Resposta ao conselheiro Glaucius Bragança, relator da Comissão Diretiva dos Trabalhos Eletivos do Codema

Foto: Carlos Cruz

Por Maria Inês de Alvarenga Duarte*

Quero deixar aqui o meu protesto e repúdio ao parecer técnico do conselheiro Glaucius Detofoll Bragança, relator da Comissão Diretiva dos Trabalhos Eletivos do Conselho Municipal de Defesa do Meio Ambiente (Codema), que, ao negar o recurso impetrado pela Cáritas Diocesana, à qual represento no órgão ambiental municipal, o tratou como sendo “mero inconformismo da entidade com o resultado da votação, e não se sustenta diante das normas que regulam o processo eleitoral do Codema”.

Ora, senhor conselheiro, o que reclamamos foi a forma como ocorreu a eleição para escolha dos novos conselheiros da sociedade civil, que deveria ser por segmento – o que não ocorreu. O que se viu foi um segmento votando em outro. Exemplo: conselheiros da mineração votando no segmento do meio ambiente etc., quando sabemos muito bem o que eles querem e representam.

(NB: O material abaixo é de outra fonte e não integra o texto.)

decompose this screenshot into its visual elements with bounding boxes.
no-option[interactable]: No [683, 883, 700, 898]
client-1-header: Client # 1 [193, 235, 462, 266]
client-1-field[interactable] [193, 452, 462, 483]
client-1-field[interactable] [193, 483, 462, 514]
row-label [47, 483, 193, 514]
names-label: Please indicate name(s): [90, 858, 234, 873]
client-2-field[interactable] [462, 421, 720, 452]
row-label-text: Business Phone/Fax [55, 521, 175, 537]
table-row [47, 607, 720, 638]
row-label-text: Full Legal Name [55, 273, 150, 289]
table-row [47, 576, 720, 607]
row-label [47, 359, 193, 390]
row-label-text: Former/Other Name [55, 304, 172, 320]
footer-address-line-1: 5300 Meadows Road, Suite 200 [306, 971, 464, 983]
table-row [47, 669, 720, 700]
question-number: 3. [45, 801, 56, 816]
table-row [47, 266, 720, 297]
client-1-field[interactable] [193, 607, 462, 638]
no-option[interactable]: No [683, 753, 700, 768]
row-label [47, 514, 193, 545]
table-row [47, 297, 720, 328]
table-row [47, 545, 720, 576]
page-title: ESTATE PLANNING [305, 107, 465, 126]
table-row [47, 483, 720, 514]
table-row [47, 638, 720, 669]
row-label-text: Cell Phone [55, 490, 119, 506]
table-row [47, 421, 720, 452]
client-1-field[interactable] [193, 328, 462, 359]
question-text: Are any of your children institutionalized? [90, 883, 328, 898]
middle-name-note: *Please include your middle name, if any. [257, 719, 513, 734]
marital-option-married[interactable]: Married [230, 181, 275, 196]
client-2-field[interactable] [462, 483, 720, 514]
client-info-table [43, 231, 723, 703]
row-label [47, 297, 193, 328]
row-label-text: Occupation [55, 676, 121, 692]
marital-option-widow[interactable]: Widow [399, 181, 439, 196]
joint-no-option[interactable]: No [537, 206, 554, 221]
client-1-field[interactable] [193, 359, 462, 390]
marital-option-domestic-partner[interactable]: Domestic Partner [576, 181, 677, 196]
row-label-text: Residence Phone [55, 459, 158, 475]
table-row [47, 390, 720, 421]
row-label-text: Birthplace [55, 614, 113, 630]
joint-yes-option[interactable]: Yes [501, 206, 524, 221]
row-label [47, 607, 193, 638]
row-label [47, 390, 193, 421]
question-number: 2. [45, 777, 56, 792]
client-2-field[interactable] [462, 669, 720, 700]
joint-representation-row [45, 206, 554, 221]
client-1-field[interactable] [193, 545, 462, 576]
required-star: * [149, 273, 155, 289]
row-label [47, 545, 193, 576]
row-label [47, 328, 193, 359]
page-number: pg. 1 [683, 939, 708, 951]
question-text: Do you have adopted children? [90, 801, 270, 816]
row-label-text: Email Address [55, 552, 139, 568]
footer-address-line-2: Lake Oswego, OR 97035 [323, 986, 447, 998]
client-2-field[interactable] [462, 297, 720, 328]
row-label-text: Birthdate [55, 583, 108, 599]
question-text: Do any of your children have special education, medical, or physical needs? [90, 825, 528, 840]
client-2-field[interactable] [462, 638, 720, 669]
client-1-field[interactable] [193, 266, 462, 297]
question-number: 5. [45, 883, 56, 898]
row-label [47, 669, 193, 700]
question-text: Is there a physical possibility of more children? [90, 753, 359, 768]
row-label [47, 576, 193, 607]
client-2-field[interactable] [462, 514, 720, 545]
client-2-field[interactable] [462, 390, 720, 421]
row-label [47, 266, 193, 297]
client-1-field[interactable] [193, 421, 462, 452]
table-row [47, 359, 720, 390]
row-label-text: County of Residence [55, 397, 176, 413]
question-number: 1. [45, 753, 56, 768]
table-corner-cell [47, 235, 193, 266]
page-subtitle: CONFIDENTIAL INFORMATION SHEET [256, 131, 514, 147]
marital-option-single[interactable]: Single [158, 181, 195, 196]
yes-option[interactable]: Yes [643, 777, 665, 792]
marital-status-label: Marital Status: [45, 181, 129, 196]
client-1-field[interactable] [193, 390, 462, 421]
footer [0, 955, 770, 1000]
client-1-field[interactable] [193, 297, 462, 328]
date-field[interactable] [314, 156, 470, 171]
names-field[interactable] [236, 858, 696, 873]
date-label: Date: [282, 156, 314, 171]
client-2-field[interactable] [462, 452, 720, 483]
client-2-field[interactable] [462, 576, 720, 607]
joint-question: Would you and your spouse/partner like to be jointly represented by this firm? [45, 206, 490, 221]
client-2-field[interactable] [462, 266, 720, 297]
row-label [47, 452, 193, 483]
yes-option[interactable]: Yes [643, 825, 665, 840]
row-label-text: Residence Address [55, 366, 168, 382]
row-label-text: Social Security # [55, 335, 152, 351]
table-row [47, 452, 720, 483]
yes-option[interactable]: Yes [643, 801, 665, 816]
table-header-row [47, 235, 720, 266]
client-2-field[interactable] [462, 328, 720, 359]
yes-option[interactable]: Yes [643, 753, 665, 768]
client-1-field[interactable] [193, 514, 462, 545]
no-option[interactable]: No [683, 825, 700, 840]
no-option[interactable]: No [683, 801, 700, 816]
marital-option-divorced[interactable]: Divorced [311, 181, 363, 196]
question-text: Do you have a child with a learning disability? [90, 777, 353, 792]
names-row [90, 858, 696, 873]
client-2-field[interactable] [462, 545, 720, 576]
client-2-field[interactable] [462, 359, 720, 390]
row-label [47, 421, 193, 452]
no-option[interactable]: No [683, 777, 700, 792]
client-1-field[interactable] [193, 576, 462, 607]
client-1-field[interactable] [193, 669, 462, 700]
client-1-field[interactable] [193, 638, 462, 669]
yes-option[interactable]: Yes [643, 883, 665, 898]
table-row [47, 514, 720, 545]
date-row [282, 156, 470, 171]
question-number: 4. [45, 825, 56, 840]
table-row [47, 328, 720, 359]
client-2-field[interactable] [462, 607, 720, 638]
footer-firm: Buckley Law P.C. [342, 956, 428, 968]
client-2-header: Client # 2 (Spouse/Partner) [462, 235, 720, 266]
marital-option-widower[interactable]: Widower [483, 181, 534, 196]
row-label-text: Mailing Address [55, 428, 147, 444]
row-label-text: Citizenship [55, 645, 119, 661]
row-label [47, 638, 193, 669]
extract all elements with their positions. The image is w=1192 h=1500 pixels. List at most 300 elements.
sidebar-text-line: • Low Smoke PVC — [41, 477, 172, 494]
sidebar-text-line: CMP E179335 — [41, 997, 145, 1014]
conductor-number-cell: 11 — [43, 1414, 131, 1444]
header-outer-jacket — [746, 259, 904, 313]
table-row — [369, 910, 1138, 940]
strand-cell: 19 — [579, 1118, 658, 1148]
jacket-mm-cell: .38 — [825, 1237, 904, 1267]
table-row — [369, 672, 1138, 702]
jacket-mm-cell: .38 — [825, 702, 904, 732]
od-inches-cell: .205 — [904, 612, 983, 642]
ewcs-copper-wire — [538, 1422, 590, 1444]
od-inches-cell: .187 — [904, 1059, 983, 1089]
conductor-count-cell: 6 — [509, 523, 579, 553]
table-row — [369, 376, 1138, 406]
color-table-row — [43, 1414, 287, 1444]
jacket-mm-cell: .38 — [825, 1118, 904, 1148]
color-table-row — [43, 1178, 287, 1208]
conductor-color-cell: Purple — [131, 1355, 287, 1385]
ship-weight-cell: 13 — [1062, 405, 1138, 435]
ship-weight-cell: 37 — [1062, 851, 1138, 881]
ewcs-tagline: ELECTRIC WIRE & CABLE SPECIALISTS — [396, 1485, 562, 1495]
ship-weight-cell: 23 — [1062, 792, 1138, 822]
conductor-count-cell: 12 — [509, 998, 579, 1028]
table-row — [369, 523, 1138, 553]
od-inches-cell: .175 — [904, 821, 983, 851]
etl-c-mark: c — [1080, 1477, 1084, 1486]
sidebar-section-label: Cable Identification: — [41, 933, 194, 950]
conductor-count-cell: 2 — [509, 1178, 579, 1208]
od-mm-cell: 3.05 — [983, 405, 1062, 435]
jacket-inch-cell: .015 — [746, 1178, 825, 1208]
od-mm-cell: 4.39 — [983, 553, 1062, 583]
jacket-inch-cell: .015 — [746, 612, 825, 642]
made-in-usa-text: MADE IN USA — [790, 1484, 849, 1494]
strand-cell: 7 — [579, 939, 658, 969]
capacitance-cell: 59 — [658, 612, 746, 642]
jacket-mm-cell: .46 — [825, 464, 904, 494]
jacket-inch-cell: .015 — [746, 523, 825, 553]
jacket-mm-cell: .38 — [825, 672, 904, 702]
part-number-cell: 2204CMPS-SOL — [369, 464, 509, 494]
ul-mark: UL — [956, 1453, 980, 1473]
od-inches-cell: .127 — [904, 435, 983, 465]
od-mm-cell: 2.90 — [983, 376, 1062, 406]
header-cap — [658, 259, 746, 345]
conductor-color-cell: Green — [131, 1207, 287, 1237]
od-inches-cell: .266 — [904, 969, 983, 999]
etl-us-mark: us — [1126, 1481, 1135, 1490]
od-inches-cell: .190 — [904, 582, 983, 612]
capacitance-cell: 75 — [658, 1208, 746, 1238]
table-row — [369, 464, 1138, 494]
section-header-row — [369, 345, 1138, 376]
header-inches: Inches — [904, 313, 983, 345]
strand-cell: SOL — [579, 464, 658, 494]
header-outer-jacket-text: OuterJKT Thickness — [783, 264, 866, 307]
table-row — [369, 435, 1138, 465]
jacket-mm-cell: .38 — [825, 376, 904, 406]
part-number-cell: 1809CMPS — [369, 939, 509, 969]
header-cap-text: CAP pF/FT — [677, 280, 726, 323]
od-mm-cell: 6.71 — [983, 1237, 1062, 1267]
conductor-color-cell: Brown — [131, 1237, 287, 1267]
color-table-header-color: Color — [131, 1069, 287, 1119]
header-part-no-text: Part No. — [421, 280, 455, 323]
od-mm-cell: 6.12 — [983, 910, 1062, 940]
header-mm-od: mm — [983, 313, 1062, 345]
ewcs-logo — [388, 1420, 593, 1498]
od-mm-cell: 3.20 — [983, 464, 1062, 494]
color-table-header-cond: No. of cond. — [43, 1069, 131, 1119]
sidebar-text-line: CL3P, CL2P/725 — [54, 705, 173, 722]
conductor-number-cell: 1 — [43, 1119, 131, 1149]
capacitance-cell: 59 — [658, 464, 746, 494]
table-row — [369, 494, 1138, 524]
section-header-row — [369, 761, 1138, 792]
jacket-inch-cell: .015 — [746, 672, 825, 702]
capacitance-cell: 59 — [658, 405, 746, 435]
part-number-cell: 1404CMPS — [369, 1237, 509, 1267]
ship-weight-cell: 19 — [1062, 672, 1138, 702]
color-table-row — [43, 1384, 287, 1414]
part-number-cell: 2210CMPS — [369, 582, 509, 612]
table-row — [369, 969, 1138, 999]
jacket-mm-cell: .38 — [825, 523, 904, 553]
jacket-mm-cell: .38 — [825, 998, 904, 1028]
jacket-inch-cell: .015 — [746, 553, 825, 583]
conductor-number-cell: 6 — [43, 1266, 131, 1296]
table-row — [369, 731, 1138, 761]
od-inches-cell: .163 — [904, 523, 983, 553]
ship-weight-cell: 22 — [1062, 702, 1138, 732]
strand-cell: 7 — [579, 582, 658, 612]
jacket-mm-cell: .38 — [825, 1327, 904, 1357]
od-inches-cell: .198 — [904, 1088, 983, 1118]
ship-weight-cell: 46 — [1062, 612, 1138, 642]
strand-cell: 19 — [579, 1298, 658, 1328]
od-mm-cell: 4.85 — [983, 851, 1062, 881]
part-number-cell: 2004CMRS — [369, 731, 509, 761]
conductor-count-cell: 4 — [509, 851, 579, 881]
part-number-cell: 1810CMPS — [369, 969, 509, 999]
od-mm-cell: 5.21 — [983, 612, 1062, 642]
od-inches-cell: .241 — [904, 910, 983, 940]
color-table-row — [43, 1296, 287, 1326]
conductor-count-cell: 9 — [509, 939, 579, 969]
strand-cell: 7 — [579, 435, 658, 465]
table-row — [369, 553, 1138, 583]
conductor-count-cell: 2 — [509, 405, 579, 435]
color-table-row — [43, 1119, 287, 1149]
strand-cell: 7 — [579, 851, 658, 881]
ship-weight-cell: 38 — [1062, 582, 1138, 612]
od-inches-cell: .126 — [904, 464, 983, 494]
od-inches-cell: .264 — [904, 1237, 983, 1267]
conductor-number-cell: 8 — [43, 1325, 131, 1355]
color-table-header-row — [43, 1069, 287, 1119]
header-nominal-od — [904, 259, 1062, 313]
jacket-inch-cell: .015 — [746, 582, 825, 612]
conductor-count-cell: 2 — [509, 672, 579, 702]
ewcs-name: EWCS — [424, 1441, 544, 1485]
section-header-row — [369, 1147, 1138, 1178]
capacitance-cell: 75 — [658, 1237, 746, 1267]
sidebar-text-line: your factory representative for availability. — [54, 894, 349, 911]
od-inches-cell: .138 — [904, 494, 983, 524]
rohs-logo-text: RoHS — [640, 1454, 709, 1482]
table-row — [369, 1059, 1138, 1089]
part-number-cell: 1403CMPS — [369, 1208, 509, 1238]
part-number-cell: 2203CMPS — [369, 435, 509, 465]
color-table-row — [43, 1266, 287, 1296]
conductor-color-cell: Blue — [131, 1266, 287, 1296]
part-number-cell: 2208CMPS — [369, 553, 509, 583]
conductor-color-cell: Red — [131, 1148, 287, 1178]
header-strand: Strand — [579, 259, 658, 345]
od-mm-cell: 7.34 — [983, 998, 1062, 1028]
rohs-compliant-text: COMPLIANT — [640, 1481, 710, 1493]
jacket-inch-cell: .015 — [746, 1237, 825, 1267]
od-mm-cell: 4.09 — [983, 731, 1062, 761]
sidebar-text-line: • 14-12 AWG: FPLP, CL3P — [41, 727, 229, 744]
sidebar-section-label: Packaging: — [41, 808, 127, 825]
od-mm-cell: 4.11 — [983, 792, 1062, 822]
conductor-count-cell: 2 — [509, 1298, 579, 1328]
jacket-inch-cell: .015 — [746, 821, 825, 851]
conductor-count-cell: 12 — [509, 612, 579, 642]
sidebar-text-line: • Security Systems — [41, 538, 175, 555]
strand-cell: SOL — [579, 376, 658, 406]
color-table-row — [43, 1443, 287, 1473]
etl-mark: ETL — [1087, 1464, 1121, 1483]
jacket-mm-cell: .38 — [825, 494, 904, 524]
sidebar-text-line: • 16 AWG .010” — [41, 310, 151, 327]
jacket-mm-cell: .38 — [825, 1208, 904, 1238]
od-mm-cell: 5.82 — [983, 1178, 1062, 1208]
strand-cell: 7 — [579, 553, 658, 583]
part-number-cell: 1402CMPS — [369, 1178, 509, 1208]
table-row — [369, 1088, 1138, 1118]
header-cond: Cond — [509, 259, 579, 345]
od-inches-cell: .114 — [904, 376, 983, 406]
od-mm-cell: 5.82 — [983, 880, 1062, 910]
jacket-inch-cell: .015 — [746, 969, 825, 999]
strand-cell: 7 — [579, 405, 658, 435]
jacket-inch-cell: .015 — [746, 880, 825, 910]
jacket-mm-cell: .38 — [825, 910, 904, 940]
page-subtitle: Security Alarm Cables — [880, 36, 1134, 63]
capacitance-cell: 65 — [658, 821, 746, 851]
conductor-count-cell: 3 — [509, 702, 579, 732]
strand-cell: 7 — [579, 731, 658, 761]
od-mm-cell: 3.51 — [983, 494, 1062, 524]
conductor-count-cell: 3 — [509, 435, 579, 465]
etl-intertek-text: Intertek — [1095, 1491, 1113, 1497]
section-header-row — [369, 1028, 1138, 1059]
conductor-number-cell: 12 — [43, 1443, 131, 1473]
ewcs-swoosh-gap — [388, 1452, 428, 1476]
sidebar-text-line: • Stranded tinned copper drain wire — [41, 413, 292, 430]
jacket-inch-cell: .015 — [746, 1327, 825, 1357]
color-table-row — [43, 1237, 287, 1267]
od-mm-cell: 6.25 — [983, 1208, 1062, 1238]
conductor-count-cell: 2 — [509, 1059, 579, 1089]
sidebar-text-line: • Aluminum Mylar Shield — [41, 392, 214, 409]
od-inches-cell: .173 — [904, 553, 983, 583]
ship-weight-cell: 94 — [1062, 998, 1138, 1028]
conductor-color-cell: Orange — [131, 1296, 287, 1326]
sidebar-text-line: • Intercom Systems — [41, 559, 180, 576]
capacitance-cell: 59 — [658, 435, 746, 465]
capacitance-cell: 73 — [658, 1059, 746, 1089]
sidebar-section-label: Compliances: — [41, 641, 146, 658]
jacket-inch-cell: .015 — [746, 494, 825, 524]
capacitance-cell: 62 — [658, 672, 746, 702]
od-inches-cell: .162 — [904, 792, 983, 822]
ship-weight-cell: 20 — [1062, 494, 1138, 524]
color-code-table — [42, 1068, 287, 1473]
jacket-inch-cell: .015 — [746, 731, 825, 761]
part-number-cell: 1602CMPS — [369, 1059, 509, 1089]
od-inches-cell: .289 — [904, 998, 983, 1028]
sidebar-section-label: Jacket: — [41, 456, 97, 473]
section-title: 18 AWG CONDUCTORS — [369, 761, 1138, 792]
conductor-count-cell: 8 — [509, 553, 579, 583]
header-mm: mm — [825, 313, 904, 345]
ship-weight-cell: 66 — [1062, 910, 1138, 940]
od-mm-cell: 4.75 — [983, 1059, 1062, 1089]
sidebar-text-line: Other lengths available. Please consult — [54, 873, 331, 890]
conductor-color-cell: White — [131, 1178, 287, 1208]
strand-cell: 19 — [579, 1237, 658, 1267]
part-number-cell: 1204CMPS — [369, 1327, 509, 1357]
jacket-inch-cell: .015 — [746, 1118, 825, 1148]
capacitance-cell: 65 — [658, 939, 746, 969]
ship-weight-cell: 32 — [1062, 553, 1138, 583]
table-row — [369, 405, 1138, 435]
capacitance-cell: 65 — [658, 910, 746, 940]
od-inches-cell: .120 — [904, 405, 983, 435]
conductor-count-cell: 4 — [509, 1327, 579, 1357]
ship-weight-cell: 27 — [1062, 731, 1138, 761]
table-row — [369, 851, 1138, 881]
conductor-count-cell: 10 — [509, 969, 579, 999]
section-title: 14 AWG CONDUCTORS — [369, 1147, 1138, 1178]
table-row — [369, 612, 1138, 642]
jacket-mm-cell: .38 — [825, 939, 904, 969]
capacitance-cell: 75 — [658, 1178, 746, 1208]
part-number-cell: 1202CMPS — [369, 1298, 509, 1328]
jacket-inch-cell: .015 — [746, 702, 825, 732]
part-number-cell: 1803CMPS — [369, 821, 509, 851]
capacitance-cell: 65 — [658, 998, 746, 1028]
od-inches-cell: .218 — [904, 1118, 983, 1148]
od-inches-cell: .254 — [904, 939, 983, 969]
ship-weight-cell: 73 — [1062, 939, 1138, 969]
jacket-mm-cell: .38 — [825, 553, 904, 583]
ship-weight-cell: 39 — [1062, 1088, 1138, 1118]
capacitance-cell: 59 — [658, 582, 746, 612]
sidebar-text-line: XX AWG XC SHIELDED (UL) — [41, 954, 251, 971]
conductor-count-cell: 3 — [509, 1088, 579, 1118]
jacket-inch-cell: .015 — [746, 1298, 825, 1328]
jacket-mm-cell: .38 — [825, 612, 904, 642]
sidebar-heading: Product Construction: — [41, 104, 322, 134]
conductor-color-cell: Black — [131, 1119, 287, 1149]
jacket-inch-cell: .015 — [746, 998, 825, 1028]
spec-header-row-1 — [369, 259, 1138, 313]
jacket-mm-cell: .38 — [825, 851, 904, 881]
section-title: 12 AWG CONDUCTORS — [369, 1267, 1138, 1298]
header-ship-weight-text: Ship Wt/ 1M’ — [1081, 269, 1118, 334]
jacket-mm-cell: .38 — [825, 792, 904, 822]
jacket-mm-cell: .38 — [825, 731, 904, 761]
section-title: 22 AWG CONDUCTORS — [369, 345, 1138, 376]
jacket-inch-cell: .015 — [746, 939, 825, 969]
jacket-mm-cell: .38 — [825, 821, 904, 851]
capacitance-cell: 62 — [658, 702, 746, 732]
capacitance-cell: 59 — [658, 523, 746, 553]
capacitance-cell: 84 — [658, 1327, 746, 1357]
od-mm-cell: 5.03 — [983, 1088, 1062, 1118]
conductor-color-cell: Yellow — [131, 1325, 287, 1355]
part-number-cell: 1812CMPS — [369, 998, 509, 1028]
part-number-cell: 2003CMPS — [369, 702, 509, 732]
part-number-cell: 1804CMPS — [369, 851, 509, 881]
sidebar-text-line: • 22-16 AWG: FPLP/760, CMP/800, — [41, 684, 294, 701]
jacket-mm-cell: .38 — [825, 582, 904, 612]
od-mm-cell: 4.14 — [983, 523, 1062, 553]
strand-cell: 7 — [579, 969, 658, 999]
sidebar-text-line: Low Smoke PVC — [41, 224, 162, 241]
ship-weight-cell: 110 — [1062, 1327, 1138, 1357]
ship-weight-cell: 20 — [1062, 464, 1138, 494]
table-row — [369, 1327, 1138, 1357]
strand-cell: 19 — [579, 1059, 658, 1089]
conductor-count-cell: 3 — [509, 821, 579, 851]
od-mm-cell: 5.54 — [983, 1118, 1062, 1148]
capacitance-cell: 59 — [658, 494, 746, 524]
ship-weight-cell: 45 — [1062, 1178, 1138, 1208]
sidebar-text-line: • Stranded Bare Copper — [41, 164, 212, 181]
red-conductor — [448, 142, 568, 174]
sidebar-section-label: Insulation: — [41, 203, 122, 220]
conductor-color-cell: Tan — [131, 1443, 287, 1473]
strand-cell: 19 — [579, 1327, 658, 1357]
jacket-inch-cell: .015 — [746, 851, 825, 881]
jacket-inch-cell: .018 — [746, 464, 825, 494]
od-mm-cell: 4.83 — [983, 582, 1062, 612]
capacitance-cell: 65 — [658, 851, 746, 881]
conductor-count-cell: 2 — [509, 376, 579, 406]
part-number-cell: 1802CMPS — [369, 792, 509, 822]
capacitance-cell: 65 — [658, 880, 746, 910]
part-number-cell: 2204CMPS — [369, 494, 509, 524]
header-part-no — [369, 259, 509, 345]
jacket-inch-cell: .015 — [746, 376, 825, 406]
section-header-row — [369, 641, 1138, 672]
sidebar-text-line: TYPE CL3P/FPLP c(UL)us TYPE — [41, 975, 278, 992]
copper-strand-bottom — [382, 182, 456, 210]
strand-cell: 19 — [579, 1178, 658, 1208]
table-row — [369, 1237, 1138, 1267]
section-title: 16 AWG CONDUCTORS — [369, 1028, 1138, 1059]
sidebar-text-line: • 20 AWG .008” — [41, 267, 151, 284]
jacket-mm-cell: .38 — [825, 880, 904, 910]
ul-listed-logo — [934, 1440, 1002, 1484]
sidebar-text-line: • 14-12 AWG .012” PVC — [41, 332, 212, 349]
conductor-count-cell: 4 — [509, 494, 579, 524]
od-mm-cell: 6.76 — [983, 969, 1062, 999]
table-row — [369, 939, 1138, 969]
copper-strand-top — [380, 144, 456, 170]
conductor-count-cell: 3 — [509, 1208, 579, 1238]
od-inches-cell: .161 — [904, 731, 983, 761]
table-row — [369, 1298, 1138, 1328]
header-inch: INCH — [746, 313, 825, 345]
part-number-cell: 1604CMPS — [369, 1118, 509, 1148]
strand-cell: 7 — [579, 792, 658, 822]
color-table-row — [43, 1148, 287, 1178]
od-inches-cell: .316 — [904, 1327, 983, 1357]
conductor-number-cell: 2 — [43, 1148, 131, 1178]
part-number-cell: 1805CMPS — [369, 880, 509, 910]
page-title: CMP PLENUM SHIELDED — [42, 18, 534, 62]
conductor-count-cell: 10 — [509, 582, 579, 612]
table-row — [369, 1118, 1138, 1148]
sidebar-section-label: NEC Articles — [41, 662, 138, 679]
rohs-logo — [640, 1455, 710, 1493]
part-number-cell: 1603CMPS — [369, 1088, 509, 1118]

Não foi por inconformismo, mas por ter havido um claro descumprimento das normas do próprio órgão ambiental, que deveria adotar procedimento semelhante ao do órgão estadual para garantir que a escolha de conselheiros por segmento seja democrática e representativa – e não definida pelo voto de outros segmentos antagônicos.

Se interpelamos o resultado, isso é democracia, é participação popular. Não fizemos isso “por mero inconformismo”. Temos direitos, e as leis existem para serem interpretadas e obedecidas. Discordamos, sim, de todo o conteúdo do parecer que negou provimento ao nosso recurso.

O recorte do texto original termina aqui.